State law enforcement maintains a constant focus on drug trafficking in the Charlotte area and that diligence often results in arrests. According to WSOCTV, two men in north Charlotte were arrested as the result of this kind of thorough drug investigation.
Cocaine, MDMA, heroin, marijuana were found in large quantities in their dwelling, along with large amounts of money. All the elements needed to charge offenders with drug trafficking in North Carolina.
North Carolina takes drug trafficking very seriously and the laws reflect that. Here’s what you need to know about the drug trafficking laws and their associated penalties in the state along with mandatory minimum sentencing for drug trafficking convictions.
What is Drug Trafficking in North Carolina?
Drug trafficking means selling, manufacturing, transporting, distributing, or possessing a large amount of a controlled substance.
Furthermore, if you are believed to be working in conjunction with another person or persons in trafficking drugs, you can face additional charges for conspiracy to traffic drugs.
The Purpose of NC Drug Trafficking Laws
In North Carolina, drug trafficking laws are meant to prohibit large-scale distribution, transportation, and possession of controlled substances. That’s why the amount of drugs is taken into consideration when being charged with a drug crime.
NC Drug Trafficking and Mandatory Minimums
Drug trafficking is different than other drug charges in North Carolina because of mandatory minimum sentencing, too. If you are convicted of drug trafficking, then you will be sentenced to a jail term that you are required to serve.
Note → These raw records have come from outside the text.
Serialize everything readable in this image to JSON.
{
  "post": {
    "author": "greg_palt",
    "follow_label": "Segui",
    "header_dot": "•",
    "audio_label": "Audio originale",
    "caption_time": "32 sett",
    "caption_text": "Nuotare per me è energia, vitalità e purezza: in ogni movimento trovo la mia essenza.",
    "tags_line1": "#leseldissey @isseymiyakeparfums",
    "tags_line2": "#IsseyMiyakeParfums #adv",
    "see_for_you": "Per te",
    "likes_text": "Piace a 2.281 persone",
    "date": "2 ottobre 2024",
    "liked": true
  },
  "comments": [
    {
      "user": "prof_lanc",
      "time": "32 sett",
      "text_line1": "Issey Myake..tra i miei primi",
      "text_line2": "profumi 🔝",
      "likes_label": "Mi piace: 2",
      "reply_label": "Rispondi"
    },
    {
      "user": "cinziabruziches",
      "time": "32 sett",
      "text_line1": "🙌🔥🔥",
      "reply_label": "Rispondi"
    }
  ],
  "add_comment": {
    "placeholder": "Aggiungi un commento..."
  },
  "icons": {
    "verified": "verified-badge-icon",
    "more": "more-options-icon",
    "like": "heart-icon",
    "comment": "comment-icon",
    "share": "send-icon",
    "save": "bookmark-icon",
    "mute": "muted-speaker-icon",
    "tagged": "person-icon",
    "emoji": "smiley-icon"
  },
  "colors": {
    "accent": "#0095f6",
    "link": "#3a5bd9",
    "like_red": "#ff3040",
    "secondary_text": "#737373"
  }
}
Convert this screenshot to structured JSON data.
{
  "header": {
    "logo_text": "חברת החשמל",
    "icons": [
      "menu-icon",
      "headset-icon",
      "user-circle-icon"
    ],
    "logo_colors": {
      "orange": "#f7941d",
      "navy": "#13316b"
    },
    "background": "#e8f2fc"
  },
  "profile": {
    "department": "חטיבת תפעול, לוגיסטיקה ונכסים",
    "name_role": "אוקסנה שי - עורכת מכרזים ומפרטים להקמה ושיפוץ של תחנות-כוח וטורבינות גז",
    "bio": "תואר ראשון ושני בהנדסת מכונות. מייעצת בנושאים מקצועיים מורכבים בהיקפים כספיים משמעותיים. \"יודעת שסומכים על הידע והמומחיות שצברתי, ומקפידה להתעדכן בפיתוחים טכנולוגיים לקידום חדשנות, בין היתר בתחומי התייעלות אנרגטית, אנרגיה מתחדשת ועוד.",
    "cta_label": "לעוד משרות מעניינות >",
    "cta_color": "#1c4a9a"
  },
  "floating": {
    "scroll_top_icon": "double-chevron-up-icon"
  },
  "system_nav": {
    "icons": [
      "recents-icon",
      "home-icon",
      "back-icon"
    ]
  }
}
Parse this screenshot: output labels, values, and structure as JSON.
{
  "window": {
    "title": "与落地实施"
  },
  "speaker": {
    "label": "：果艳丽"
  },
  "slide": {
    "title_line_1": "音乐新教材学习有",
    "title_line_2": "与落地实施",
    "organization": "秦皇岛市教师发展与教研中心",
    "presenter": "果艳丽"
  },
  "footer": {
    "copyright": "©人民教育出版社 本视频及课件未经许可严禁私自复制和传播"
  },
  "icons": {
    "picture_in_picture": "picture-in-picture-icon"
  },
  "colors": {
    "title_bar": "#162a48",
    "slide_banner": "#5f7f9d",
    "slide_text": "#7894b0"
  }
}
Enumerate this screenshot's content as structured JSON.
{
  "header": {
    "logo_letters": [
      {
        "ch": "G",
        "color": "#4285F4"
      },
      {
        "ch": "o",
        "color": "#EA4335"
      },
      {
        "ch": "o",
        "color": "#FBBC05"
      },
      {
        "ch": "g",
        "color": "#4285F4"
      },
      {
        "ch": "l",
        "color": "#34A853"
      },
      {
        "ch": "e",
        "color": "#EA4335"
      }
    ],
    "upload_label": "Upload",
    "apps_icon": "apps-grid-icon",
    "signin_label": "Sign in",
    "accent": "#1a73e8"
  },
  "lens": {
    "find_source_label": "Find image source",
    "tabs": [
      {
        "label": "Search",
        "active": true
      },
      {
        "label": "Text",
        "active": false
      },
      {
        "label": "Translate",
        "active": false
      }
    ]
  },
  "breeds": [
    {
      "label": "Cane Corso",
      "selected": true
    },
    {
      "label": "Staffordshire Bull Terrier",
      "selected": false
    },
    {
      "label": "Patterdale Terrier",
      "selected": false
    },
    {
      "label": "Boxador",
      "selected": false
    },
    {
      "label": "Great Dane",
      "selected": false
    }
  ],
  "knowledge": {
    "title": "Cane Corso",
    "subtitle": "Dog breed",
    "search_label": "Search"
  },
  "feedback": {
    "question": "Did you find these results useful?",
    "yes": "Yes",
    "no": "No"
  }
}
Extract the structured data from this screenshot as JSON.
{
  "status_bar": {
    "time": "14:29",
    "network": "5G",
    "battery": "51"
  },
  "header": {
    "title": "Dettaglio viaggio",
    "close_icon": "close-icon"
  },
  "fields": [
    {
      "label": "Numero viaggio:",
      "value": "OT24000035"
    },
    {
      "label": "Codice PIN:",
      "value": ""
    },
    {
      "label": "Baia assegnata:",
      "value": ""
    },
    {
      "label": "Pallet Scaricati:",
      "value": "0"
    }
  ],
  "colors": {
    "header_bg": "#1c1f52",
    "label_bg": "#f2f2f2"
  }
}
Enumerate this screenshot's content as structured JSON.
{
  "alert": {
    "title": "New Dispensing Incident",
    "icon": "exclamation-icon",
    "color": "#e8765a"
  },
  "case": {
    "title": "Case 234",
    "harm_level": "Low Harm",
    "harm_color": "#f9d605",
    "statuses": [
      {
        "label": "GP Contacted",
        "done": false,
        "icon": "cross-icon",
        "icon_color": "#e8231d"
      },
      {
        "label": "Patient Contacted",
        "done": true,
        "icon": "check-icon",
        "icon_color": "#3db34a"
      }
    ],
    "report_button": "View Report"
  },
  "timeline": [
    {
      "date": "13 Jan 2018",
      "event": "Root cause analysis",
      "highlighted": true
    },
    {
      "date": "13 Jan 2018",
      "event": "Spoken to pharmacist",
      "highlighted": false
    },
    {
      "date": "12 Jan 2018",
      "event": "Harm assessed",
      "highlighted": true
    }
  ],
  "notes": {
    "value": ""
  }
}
The Minimum Quantities of Drugs
There are also minimum quantities associated with drugs that will result in a drug trafficking charge. These include:
- Marijuana – 10 pounds or more
- Synthetic marijuana – 50 doses or more
- Cocaine – 28 grams or more
- Opium, heroin, hydrocodone or oxycodone – 4 grams or more
- MDMA or LSD – 100 tablets or more
If you are caught with these minimum quantities of drugs, then you can face felony drug trafficking charges anywhere in the state.
Penalties for Drug Trafficking in North Carolina
In North Carolina, drug trafficking is a felony drug offense. Because of this, it can trigger the application of mandatory minimum sentencing, meaning you may spend a considerable amount of time in prison even if this is a first-time offense.
In the state of North Carolina, there is a structured sentencing system. Criminal offenses are classed at specific levels according to statutes.
The Sentence Structure System in NC
If convicted, the criminal sentence is based on this structured system based on the quantity of the substance found as well as any previous criminal history. The classes and corresponding sentences in prison are as follows:
- Class C – Minimum of 225 months / maximum of 282 months plus fines up to $500,000
- Class D – Minimum of 175 months / maximum of 222 months plus fines up to $250,000
- Class E – Minimum of 90 months / maximum of 120 months plus fines up to $100,000
- Class F – Minimum of 70 months / maximum of 93 months plus fines up to $100,000
- Class G – Minimum of 35 months / maximum of 51 months plus fines up to $50,000
- Class H – Minimum of 25 months / maximum of 39 months plus fines up to $5,000
Penalty Class Depends on Type and Quantity of Drug
The type of drug a person is found in possession of as well as the amount will determine what class is charged and the resulting sentences and fines. Opioids and heroin fall under the highest penalty range according to drug trafficking laws. So, a relatively low quantity of opioids or heroin can result in a serious charge for drug trafficking.
It’s also worth noting that in North Carolina, that when drugs such as cocaine and heroin are often mixed with filler agents when being cut for sale, it is not taken into consideration when determining the total weight of the drugs in an offender’s possession.
Mandatory minimum sentences cannot be run concurrently with other sentences and are not eligible for probation, parole, or sentence suspension.
When Does North Carolina Drug Trafficking Become a Federal Crime?
Sometimes, drug trafficking in the state of North Carolina may be pursued by federal authorities. There are a variety of reasons this can occur, but it’s normally due to the weight of drugs, who may be involved in the case, and if the drugs crossed over state lines at any point.
Moreover, it’s not unheard of for drug trafficking to be prosecuted both on a state and federal level independently. What you should be aware of, though, is that in federal court, drug trafficking crimes have much harsher penalties. Federal drug charges can also make state drug charges more complicated.
Drug trafficking can land someone in jail for many years, so it’s important to understand your rights and what you may be facing if arrested on drug trafficking charges.